The situation in the markets and prices for agricultural products constitute one of the issues that will be discussed at the next meeting of vice ministers and vice governors of the G20, which will take place Sept. 22-23 in Mexico City, Garduño said.

The economies of many European countries are fragile, the U.S. economy is still not showing signs of greater dynamism overall and droughts have impacted the agricultural products markets, Garduño said.

“There are risks, there are droughts, there are countries with more weakness, and so we must think about rapid response mechanisms to mitigate those effects,” he said.

Countries have taken measures on an individual basis, but within the G20, which includes the main developed and emerging economies of the world, it is more complicated to adopt immediate reaction policies, the Finance Secretariat official said.

The G20 is an informal mechanism and the policy coordination agreements are not able to be immediately and simultaneously applied, but rather they are adopted taking into account the conditions and particular situations of each of the members, he said.

Each of the countries is continuously monitoring the evolution of the markets, reviewing the risks and taking internal measures, the Finance Secretariat official said.

“When more aggressive measures were taken it was the 2008 crisis,” Garduño said, adding that in 2011 during the French presidency of the G20 a Rapid Response forum was created by the group to analyze the situation of the agricultural markets.

In Mexico, the probability of a food crisis is low, since that “implies that a part of the population doesn’t have anything to eat,” he said, adding that the groups that find themselves in extreme poverty are the most vulnerable.

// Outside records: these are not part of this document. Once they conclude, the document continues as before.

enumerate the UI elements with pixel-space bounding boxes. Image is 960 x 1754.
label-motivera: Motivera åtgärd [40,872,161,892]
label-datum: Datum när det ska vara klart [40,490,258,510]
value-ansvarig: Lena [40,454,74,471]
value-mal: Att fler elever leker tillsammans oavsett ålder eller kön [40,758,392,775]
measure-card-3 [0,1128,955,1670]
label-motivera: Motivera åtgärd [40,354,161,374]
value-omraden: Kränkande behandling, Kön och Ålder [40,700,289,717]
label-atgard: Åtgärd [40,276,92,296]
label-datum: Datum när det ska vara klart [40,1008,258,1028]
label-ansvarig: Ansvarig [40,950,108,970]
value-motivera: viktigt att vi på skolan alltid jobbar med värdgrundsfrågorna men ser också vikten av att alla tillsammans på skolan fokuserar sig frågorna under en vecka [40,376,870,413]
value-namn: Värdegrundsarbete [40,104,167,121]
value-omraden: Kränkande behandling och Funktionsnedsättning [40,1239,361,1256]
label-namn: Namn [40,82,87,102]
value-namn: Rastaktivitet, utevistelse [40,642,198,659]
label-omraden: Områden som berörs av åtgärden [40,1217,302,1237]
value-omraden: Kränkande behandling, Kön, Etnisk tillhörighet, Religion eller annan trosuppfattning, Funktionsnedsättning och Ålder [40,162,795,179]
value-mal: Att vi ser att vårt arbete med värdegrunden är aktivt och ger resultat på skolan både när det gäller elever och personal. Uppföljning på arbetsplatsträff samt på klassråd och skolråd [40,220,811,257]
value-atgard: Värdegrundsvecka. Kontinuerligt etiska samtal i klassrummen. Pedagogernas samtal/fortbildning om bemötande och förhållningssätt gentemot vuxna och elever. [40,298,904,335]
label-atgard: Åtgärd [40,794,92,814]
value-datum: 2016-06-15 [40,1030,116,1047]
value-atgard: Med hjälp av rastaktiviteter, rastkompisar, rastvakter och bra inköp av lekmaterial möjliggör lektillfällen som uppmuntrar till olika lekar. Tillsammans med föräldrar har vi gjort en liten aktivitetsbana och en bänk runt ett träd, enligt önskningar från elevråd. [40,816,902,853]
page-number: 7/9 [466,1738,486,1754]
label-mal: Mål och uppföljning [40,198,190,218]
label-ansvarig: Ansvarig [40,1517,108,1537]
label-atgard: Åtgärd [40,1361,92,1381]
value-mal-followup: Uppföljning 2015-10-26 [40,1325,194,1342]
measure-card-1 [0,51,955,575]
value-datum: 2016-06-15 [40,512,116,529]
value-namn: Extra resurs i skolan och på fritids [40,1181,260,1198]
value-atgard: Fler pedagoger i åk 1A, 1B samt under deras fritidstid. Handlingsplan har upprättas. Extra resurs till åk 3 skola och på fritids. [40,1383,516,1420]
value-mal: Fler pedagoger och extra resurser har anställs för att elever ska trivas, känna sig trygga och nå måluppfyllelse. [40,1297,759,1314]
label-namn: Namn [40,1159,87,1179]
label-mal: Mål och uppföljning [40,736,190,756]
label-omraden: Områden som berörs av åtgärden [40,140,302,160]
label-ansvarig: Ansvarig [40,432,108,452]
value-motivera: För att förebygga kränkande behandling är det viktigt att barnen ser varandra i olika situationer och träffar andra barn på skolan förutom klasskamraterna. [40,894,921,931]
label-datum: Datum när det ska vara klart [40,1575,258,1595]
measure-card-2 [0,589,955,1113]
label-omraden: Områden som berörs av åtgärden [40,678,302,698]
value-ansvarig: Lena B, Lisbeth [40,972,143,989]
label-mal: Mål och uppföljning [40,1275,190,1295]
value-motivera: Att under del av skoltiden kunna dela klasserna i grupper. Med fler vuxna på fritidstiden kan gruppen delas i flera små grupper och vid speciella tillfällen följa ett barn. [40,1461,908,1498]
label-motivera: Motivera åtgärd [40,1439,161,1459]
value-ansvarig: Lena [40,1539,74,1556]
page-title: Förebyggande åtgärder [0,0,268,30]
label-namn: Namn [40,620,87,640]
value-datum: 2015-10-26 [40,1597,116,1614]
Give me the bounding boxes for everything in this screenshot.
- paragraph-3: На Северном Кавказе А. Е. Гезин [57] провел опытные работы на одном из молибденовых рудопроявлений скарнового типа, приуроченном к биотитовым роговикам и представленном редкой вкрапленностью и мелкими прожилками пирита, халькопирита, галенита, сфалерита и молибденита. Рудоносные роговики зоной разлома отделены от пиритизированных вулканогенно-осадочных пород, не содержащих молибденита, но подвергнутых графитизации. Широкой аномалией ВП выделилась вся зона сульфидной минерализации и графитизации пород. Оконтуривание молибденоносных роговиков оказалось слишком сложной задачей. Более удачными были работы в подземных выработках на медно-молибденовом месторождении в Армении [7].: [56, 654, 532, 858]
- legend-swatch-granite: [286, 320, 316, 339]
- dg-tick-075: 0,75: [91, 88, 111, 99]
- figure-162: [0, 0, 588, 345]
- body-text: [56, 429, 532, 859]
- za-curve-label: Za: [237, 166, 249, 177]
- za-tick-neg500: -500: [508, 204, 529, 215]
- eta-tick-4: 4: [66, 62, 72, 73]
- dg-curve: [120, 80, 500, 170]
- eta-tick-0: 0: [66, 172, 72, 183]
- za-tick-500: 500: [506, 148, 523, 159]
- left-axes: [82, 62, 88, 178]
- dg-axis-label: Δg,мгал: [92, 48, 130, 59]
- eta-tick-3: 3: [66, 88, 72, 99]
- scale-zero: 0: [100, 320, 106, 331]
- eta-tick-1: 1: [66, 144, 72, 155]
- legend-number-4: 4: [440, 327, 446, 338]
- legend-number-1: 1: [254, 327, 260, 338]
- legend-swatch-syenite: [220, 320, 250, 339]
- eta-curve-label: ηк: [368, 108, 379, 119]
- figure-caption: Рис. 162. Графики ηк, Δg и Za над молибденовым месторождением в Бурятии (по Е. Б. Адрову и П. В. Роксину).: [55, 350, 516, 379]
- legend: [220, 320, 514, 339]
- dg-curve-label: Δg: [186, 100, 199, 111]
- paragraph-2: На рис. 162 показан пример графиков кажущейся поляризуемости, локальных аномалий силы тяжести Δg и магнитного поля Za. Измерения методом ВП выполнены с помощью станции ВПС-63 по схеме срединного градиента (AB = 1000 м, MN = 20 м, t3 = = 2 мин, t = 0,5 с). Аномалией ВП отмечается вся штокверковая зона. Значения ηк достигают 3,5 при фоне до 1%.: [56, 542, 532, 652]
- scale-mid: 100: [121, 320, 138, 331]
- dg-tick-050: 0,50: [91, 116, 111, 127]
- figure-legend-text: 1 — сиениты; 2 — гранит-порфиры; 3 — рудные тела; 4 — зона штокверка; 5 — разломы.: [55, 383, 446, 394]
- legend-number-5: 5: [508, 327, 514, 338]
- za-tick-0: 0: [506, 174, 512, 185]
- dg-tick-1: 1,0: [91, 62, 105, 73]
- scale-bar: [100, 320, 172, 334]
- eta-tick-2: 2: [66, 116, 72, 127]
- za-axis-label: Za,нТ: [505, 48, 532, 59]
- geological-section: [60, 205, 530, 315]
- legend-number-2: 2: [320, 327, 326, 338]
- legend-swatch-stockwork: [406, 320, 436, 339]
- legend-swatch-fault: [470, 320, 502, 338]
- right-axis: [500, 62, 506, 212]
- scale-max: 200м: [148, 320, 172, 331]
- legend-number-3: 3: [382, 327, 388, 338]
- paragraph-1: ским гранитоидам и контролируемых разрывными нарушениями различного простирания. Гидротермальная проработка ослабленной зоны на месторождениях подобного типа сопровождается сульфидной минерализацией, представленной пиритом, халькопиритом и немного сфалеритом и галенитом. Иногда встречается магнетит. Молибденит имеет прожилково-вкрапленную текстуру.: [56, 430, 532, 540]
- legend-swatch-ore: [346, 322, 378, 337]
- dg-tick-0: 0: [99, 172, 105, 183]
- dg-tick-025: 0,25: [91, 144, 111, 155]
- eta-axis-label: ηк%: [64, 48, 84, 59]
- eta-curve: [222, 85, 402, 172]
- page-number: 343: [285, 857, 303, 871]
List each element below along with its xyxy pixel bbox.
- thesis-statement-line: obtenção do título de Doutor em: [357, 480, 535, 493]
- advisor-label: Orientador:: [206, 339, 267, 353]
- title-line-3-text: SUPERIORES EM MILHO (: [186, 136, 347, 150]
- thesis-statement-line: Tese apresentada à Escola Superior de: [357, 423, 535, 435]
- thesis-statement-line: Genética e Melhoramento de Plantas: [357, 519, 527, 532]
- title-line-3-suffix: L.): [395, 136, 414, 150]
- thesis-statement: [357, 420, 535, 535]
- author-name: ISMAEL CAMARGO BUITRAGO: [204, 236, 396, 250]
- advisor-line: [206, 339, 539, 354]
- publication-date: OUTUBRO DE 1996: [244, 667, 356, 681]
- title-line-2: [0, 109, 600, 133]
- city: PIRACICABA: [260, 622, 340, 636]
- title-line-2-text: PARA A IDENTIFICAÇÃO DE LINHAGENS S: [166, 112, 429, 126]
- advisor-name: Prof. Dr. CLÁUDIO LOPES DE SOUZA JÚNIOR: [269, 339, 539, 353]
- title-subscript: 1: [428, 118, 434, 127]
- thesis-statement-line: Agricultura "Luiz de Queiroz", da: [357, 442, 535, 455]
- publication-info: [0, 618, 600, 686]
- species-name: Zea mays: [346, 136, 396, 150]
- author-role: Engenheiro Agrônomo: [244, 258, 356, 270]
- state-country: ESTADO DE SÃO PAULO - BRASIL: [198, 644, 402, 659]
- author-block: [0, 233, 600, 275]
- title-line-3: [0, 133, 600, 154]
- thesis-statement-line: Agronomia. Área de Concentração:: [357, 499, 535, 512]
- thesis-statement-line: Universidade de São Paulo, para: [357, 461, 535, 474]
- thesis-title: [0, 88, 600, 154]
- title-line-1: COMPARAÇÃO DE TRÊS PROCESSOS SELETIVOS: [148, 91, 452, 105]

“In general terms, there is no risk of a food crisis in the short term and the government is preparing to attend to the needs and has launched special programs to attend to each one of the problems,” Garduño said.

In Mexico, there have been increases in the price of eggs and tortillas due - among other factors - to the impact of the bird flu and the reduction in the production of corn, Garduño said.

The G20 meeting will also discuss the economic issues that have been placed on the agenda, among which are the world situation and the fiscal sustainability of the nations with large debts, Garduño said.

The officials will also discuss the matter of reforms to the International Monetary Fund and infrastructure investments, among others things, he said.